The LST beached on Iwo, opened its bow doors and prepared to unload ammunition and equipment. Mullins went ashore and stood guard. The Japanese had been counterattacking in the area, and they needed to prevent a boarding. Overnight, mortar shells began landing around their position.
At first, they dug in, hoping to wait it out. The firing steadily increased until the Marine unloading party pulled out. As Mullins was making his way back on board, he saw two Marines nearby shot by snipers. The LST closed its doors, and no one was allowed above deck. They were a stationary target, and Japanese artillery was still able to lob shells at them. The mortar bombardment lasted all night.
On the 28th Mullins went ashore and saw for himself what the naval bombardment had done to the Japanese positions. He describes the horrific stench of death permeating the entire island, with bodies everywhere he looked. He found souvenirs to take home.
When he returned to his ship, they moved out to act as a guard for the rest of the fleet. Unfortunately, while moving into position a 5-inch cannon shell tore through the starboard hull. It was fired by an American ship. The shell took out the generator providing power to their Anti-Aircraft gun turrets, which now had to be operated manually. Amazingly, no one was injured in the accident.
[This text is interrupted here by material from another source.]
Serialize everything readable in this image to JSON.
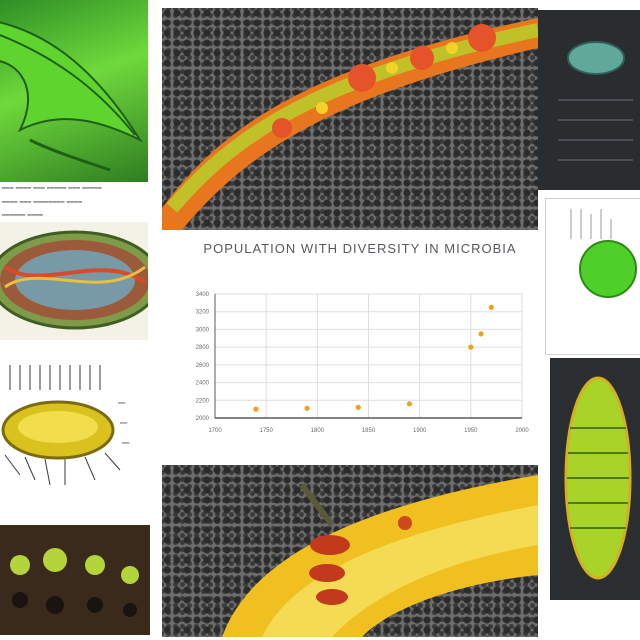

The battle had finally started to wind down. Japanese counterattacks were still occurring, but constant naval and aerial bombardment was pushing them farther and farther back. Mullins’ LST continued supporting operations by ferrying supplies and wounded back and forth. By the 3rd they were one of the few ships left from the original invasion fleet. Despite the constant shelling, shrapnel, and friendly fire, his ship had survived and was able to operate effectively.
Allied aircraft started using the island. Float planes tied up along an artificial dock, and bombers landed on the airfield. At last, the almost nightly air raid sirens stopped, and the crews were able to get some sleep. The operation was completed.
After the Island had been declared fully secure, the LSTs began ferrying Marines onto US Army Transports. Mullins’ final entry is simply “March-18th!”
The horror of Iwo Jima was over, and preparations began for the next assault.
Stories like this fill the gaps in our historical narrative. The American Marines and Japanese Soldiers who fought for Iwo Jima are part of the story; behind them were thousands of support troops, sailors, and airmen. These men made up the majority of those who served in the war, but their stories are too often forgotten.
With Veteran’s Day or Remembrance day just past, we should take a moment to be thankful that such men served.